Spesso sopra gli ingressi delle grotte si scavava una nicchia per inserire la statua di San Michele Arcangelo

Queste valli, fino a 70 anni fa, erano coltivate a vigna e mandorli nella parte più alta, oliveti verso la parte bassa, dove la temperatura è più mite.

Proseguiamo il cammino fino a trovare una lunga canaletta scavata nella roccia, sembra non avere senso; la seguiamo, penetra nella vegetazione fitta scendendo ripidamente lungo il versante fino a giungere a una cisterna, anch’essa scavata nella roccia. È incredibile, lo strato di intonaco impermeabile di cui è ricoperto il suo fondo fa ancora il suo lavoro, la cisterna è piena d’acqua!

Poi troviamo ancora un frantoio “depredato”, aie in pietra per battere i cereali, casette in pietra che qui chiamano “pagghjiar”, muretti a secco (“macere”).
Tutto è abbandonato ma è facile immaginare quanta gente dovesse frequentare questi luoghi fino al secolo scorso.

Siamo stanchi ed esausti: facciamo una pausa con delle squisite mandorle che ancora crescono sugli alberi piantati chissà quanto tempo fa.
Siamo arrivati fin qui e non possiamo arrenderci, è un territorio difficile eppure dalla bellezza stupefacente ed è questa che ci dà forza.

Scorgiamo una canna fumaria tra le chiome dei lecci; forse è il punto di riferimento di cui hanno parlato e allora ne inseguiamo il profilo. La discesa verso il fondo valle si fa ripidissima e sembra di mettere piedi a caso ma in realtà stiamo seguendo un antico camminamento che ancora resiste al tempo (l’abbandono dei pendii coltivati, notoriamente, provoca fenomeni di dissesto idrogeologico).

Improvvisamente sul versante si apre un pianoro di roccia, davanti a noi 3 rettangoli neri, le entrate di 3 grotte distinte ma vicine. Forse è la volta buona!

Entriamo e tutta la fatica per arrivare fin qui viene ripagata.
Camminiamo nella grande grotta in silenzio, increduli di aver trovato intatto un luogo che potrebbe essere abbandonato da 100 anni o chissà quanto.

È un frantoio “a sangue”, infatti, azionato con la forza animale e umana, di quelli andati in disuso con la piena diffusione dell’elettricità già nei primi decenni del 900.
Eppure sembra lasciato così dall’altro ieri, sembra che “lu trappetar” (così si chiamavano qui coloro che lavoravano nei frantoi) sia appena uscito per tornare a casa sua a mangiare un po’ di pancotto, la pietanza tipica della cultura gastronomica rurale del Gargano.
Forse proprio la difficoltà di raggiungere questo lo ha preservato da ogni tentativo di sfruttarne travi e altri materiali per altri scopi, sicuramente meno nobili.
Macine, torchi, fiscoli, botti, vasche e strumenti per misurare l’olio. C’è tutto!
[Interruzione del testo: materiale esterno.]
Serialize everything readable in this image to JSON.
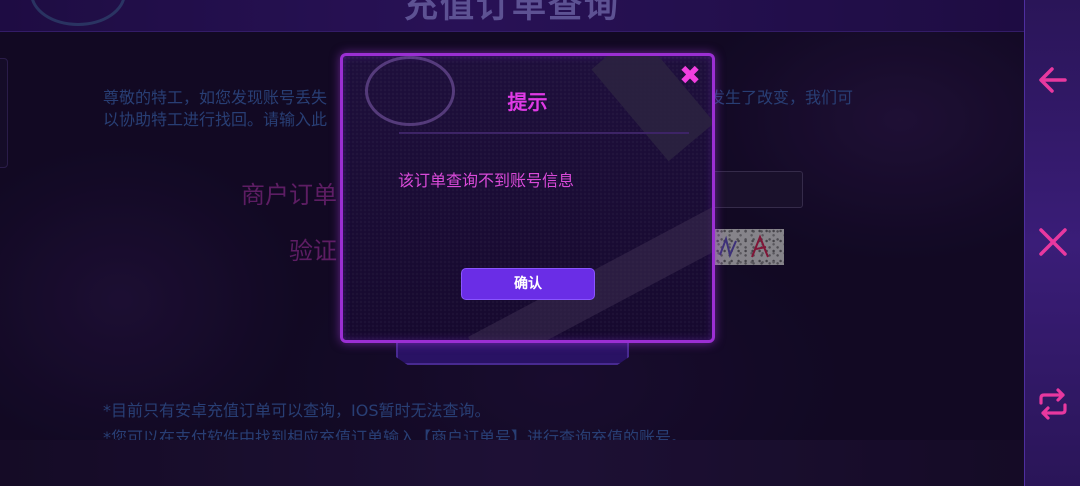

Tornando sui nostri passi ci chiediamo il perché di così tanti frantoi ipogei a poca distanza e forse potrebbe essere proprio la difficoltà di spostarsi la motivazione: nonostante le distanze ridotte, infatti, stiamo parlando di pendenze elevatissime persino per i muli, gli animali utilizzati al tempo per trasportare i sacchi di olive.

Alla fine arriviamo a Monte Sant’Angelo esausti, non è stato affatto facile trovare il frantoio ma ne è valsa la pena e forse ne sarebbe valsa la pena in ogni caso vista la bellezza del paesaggio che abbiamo attraversato. Uno splendido panorama e un magnifico esempio di archeologia rural-industriale nostrana.
Un territorio incredibile e ancora inesplorato il Gargano, sempre pieno di sorprese!

Focus sui trappeti detti “a sangue” o “alla genovese”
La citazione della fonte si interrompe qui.